In the last few months, partly because we started the ketogenic diet, we have removed a number of medicine from his cocktail, and his behavior has greatly improved. But his neurologist added Lamictal last month to help with an increase in nocturnal seizures and to hopefully wean him off Onfi, which might still be causing some behavioral and attention-related side effects. There should be fewer behavior-related side effects with Lamictal, but getting the medication up to an effective dose takes time…what Lamictal lacks in terms of behavioral side effects, it more than makes up for with physical side effects of introducing it too quickly. Fortunately (knocking on wood), we have yet to see any signs of a reaction, so we will stay the course and hope for the best.

Celebrate Things Big And Small

Last week, we were visiting my parents in Florida. My wife and son were in the bathroom getting ready for bed when I heard my wife’s voice start to go up in a combination of nervousness and excitement before she let out a huge cheer. My son came running from the bathroom, mouth dripping with blood exclaiming “I lost my first tooth!” My wife followed, beaming, with the tooth wrapped up in tissue paper.

I stood up and gave him a big hug. Grandma and Grandpa came in to the room and congratulated him, and we all set about making the necessary preparations for the long anticipated tradition. Grandma brought in an envelope, which my son addressed to the Tooth Fairy (with love) and slid his tiny tooth inside. He finished getting cleaned up and rushed in to bed, eager to fall asleep so that he could wake up to see the bounty that the Tooth Fairy had traded for his precious pearly white.

epilepsy normal life seizures

During the last year, my son has dealt with so many obstacles that most kids will never deal with, but that night he experienced something that most kids get to experience. There was no cloud of epilepsy hovering over the event, no addition of the disclaiming phrase “because he has epilepsy” that sometimes accompanies other milestones. There was just a kid, my son, mouth bloodied with his tooth in an envelope, excited about the Tooth Fairy.

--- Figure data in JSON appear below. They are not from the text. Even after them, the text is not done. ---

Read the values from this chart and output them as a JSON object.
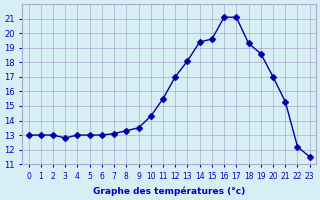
{
  "hours": [
    0,
    1,
    2,
    3,
    4,
    5,
    6,
    7,
    8,
    9,
    10,
    11,
    12,
    13,
    14,
    15,
    16,
    17,
    18,
    19,
    20,
    21,
    22,
    23
  ],
  "temperatures": [
    13,
    13,
    13,
    12.8,
    13,
    13,
    13,
    13.1,
    13.3,
    13.5,
    14.3,
    15.5,
    17.0,
    18.1,
    19.4,
    19.6,
    21.1,
    21.1,
    19.3,
    18.6,
    17.0,
    15.3,
    12.2,
    11.5
  ],
  "line_color": "#0000aa",
  "marker": "D",
  "marker_size": 3,
  "bg_color": "#d7eef5",
  "grid_color": "#aaaacc",
  "xlabel": "Graphe des températures (°c)",
  "xlabel_color": "#0000cc",
  "tick_color": "#0000cc",
  "ylim": [
    11,
    22
  ],
  "yticks": [
    11,
    12,
    13,
    14,
    15,
    16,
    17,
    18,
    19,
    20,
    21
  ],
  "xlim": [
    -0.5,
    23.5
  ],
  "xticks": [
    0,
    1,
    2,
    3,
    4,
    5,
    6,
    7,
    8,
    9,
    10,
    11,
    12,
    13,
    14,
    15,
    16,
    17,
    18,
    19,
    20,
    21,
    22,
    23
  ]
}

A few weeks before our trip, there was another rite of passage when my son rode his bike for the first time without training wheels. A great achievement, for sure, but amplified by the knowledge that there was a period in February when he couldn’t walk or talk, followed by months of severe ataxia where he would shake and wobble and fall. Those first ten feet of training wheel-less peddling reminded me of my agile two-year old boy zipping around our neighborhood on his balance bike, long before we had any knowledge of seizures and epilepsy and ataxia. My wife and I cheered for him as he traversed the park, found his balance, learned how to stop, and looped around trees. A couple near us that was watching him commented at how amazed they were that it was his first time. To them, he was just a normal boy out doing normal boy things. If they only knew. But for a few moments, we felt exactly the same way.

epilepsy riding bike seizures ataxia

There will be many challenges in my son’s life, some because of his epilepsy, some not. There will be times when even good moments will have attached to them a caveat about his condition. It’s hard, very hard, to be present in those moments and not think about the past before any of this happened, or the future and its possible limitations. But it is my responsibility and my privilege to be present, to let my son know that I am there for and with him, and to celebrate all things, big and small.